« On m’a dit que »
« On raconte que »
« On a entendu des échos selon lesquels »
« On aurait appris »
« On a entendu »
« On m’a fait »
J’aimerais tant que pour une fois, ce On se désigne comme une personne à part entière plutôt qu’un sombre troupeau né d’un fait que personne n’ose se faire le père.
La plupart du temps, On se propose de mettre le feu aux poudres, d’allumer la petite mèche, d’attiser le foyer naissant d’une rumeur souvent sordide et nuisible.

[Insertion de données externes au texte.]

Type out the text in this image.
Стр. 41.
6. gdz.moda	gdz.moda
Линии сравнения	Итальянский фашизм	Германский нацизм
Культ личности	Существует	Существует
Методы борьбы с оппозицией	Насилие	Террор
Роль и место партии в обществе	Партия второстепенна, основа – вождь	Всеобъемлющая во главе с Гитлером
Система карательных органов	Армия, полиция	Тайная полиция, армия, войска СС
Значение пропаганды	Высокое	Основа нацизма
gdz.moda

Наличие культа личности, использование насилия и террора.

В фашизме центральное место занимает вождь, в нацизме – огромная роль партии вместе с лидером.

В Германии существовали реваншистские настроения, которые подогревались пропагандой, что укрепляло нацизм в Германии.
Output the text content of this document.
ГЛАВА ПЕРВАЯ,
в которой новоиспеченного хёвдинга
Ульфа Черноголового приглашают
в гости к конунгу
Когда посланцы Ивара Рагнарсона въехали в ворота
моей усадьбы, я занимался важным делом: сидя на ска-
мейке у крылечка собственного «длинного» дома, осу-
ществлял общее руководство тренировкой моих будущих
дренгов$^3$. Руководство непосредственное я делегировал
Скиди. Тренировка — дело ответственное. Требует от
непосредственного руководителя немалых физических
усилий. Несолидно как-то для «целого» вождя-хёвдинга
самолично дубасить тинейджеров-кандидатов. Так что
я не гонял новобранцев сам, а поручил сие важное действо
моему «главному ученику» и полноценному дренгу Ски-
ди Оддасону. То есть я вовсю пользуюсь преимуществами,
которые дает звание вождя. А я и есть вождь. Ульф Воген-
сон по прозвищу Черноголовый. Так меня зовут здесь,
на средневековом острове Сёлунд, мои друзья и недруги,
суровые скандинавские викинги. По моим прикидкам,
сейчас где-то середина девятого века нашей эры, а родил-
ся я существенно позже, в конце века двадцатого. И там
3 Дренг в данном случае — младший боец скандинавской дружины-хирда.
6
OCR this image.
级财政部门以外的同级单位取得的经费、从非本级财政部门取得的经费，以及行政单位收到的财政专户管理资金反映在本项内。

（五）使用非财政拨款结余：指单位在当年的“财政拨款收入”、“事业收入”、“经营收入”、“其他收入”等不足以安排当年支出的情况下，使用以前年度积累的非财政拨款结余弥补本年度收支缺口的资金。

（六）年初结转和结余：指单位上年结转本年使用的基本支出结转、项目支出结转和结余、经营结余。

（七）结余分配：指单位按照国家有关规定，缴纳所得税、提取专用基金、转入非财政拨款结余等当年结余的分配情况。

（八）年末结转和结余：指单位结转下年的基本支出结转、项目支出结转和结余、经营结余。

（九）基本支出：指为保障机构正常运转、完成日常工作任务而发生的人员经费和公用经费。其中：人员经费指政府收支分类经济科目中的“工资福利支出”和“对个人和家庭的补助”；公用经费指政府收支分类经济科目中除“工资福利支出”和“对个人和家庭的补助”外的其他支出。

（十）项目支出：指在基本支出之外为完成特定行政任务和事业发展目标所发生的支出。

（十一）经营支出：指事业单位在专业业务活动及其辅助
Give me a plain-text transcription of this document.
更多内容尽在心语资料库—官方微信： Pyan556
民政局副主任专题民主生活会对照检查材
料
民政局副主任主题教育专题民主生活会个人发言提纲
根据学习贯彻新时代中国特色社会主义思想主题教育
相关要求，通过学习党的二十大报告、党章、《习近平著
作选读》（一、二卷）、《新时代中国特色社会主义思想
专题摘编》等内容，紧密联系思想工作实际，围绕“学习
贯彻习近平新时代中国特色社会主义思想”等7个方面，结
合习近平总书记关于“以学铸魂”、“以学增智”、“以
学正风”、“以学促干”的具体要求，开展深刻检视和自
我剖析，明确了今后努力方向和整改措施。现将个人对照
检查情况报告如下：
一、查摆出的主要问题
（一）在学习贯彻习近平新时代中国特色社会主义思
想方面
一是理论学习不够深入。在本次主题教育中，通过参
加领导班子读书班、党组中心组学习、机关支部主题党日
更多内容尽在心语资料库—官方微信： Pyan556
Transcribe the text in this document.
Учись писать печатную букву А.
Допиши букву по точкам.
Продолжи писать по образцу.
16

Plus particulièrement sur Internet, où On se fait un plaisir de s’habiller du supposé anonymat que les habitudes prises sont toujours ancrées dans nos façons d’utiliser ce que nous lisons ou disons sur un site, un blog, un forum.
On tape alors plus fort, pousse toujours plus loin et élève toujours plus haut ce qui n’est au départ qu’un murmure, qu’une interrogation ou une sipmle pensée qui traverse quelques esprits.
On a désormais un allié de taille, pour effectuer son travail de sape:
Les réseaux sociaux.
Là où On est toujours notre ami, notre follower.
Ainsi, On nous pénètre et se propose de nous couvrir de toute culpabilité ou paternité d’une rumeur qui fera soit notre gloire, soit notre déchéance, après infirmation ou confirmation de l’information.
C’est ainsi que On a annoncé la mort de Jean Dujardin, tout comme le décès de Ben Ali, pour ne citer que les plus récents exemples.
C’est ainsi que On a tout de même un minimum de réserve et de dignité lorsqu’il s’accompagne de son bouclier conditionnel.
Mais On s’en fout que ce soit vrai ou faux, On n’existe pas, surtout sur Internet, pense-t-On. Mais au moins, On l’aura dit.
Mais il ne faut pas oublier que dès le départ, On fait partie de nous, que parmi nous se trouve On.
Ce soir, je me rappelle que lorsqu’enfant, je me prenais pour On, ma grand-mère me répondait à la volée:
« ON EST UN CON. »
Ce soir, plus que jamais, je souhaite qu’On aille se faire foutre et meure à son tour.
JE me ferai alors un plaisir de vous l’annoncer.